Geçtiğimiz yıllarda The Ellen DeGeneres Show’a konuk olan aktris, kendi sektöründen birçok erkeğin profillerinin yer aldığı, Tinder benzeri bir flört uygulamasına arkadaşının önerisiyle katıldığını ve orada neler olup bittiğini öğrenmeye çalıştığını esprili ve bir o kadar teknolojiden uzak bir dille anlatıyor. “Bir sürü erkeğin profil fotoğrafı var ve bazıları gerçekten de çıplak. Siz parmağınızla fotoğrafları kaydırıp bir sonraki profile bakabiliyorsunuz. Onları beğenmediğinizde galiba anlıyorlar, bunu görüyorlar. Galiba bir de onlara mesaj yazabiliyorsunuz. Bu şekilde ilişkiniz başlıyor. Bu, benim için inanılmaz tuhaf bir şey. O insanı tanımıyorsun, seksi ya da şirin konuşmalar falan geçiyor arada. Bilmiyorum, belki de işte bu yüzden bekârım.”

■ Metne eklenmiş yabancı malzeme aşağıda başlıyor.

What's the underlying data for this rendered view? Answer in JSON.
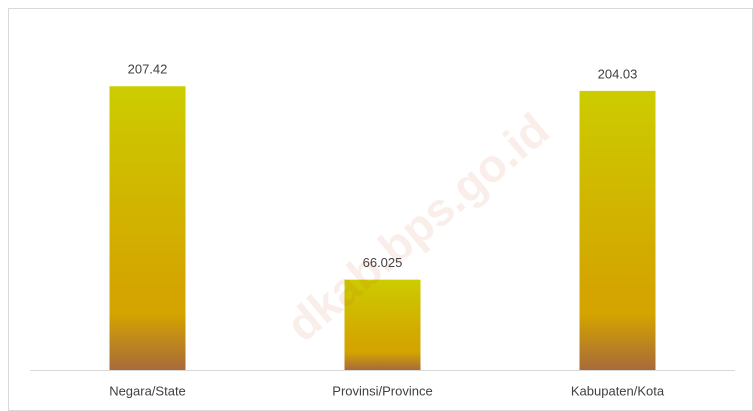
{
  "chart_data": {
    "type": "bar",
    "categories": [
      "Negara/State",
      "Provinsi/Province",
      "Kabupaten/Kota"
    ],
    "values": [
      207.42,
      66.025,
      204.03
    ],
    "color_stops": [
      "#cccc00",
      "#d4a400",
      "#a86a3a"
    ],
    "ylim": [
      0,
      250
    ],
    "watermark": "dkab.bps.go.id"
  }
}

Bugün “kusursuz güzellik” kavramıyla özdeşleşen altın orana sahip bir kadının, bekârlığı ve bekâr anneliği tercih etmesi, pek çoklarına anlaşılır gelmese de, o, çocuklarını ve kariyerini erkeklerden daha önde tutmayı tercih ettiğini her zaman açıkça dile getiriyor.

SİNEMA FİLMLERİNE DEVAM…

2016 yılında Fox News’te yaşanan taciz skandalını anlatan “Skandal” (Bombshell) filmiyle 2020’de en iyi kadın oyuncu Oscar’ına üçüncü defa aday olan Theron (2006’da da “Tek Başına” filmiyle aday olmuştu) 2021’de yepyeni filmiyle beyazperde de arz-ı endam edecek. “Hızlı ve Öfkeli” serisinin 9. filminde rol alacak olan Theron, 2023’te de başka bir devam filmi olan “Mad Max: The Wasteland”de yer alacak. Ne sinema Charlize Theron’dan ne Charlize Theron sinemadan vazgeçecek gibi görünüyor. Seyirci onun o sarışın parıltısını, porselen güzelliğini ve kırılgan ama güçlü ifadesini görmeyi çok seviyor. Charlize Theron bir yıldız ama öyle bir yıldız değil, o bir kutup yıldızı. Daima parlayan, asla kaybolmayan, hep orada, hiç sönmeyen…


KISA KISA CHARLIZE THERON:

Etkilendiği yıldız kadınlar: Marily Monroe ve Bette Davis.
Yıllık kazancı: 2020’de 160 milyon dolar
Boyu: 1.77m
Moulin Rogue: 2001 yapımı filmindeki Satine rolünü tam alıyordu ki Nicole Kidman rolün sahibi oldu.
Nelson Mandela: 2004 yılında “Cani” filmiyle Oscar’ı kazandıktan sonra Nelson Mandela tarafından Güney Afrika’ya evine davet edildi. Mandela ona büyük bir parti verdi, ona sarıldı ve ülkelerine dikkat çektiği için teşekkür etti. Theron gözyaşlarını tutamadı.
Barış Elçisi: AIDS, sıtma ve tüberkülozla mücadeleye yardımcı olan The Global Fund’ın tanıtımı da dahil olmak üzere pek çok hayır işi yapıyor. 2008 yılında Birleşmiş Milletler tarafından “Barış Elçisi” unvanı ile ödüllendirildi.

BU YAZI, PSYCHOLOGIES TÜRKİYE İÇİN 2018 YILINDA KALEME ALINMIŞ VE AJANDAKOLİK İÇİN GÜNCELLENEREK YENİDEN YAZILMIŞTIR.